Départs, période estivale, récupérations, arrêts de travail… Et les événements au Stade de France se multiplient. Pas moins de 21 événements musicaux passés depuis le 2 mai et prévus jusqu’au 18 juillet. [3]
Dans les villes aménagées depuis longtemps autour et pour l’automobile, la réalisation, l’extension des périmètres piétonniers sont à poursuivre et conforter. Pouvoir déambuler dans ces espaces sans crainte d’être en danger, y flâner sans souci, l’esprit libre sans peur pour soi-même ou ses enfants, un droit. Dans les espaces piétonniers comme sur les trottoirs.
La municipalité se doit de faire respecter ce droit. Cette mission doit être au plus vite restaurée dans toutes ses dimensions : informer, contrôler, sanctionner.

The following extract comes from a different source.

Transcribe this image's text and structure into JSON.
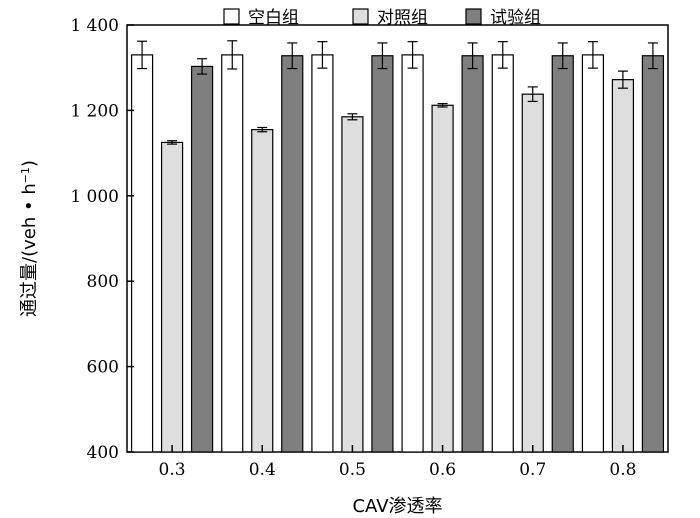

PS : Un autre type de véhicules électriques s’est développée à vitesse grand V : les « fatbikes ». Des "vélos" à pneus ultralarges qui conquièrent de plus en plus les villes, sont presque tous non conformes au code de la route et dangereux, c’est ce que montre une enquête de l’Alliance pour le vélo. « 96 % des fatbikes vendus en France sont non conformes », indique cette fédération d’associations, qui appelle ces engins « faux vélos ». Ils « représentent un risque pour l’usager en premier lieu, pour la sécurité des autres usagers de la route ». « Les membres de l’Alliance pour le vélo demandent l’application stricte de la loi », et l’organisation « appelle les pouvoirs publics à renforcer les contrôles et à garantir une application stricte de la réglementation afin de protéger les usagers des pistes cyclables ».
Des "fatbikes" de plus en plus utilisés par les personnes exploitées par les plateformes de livraisons de repas.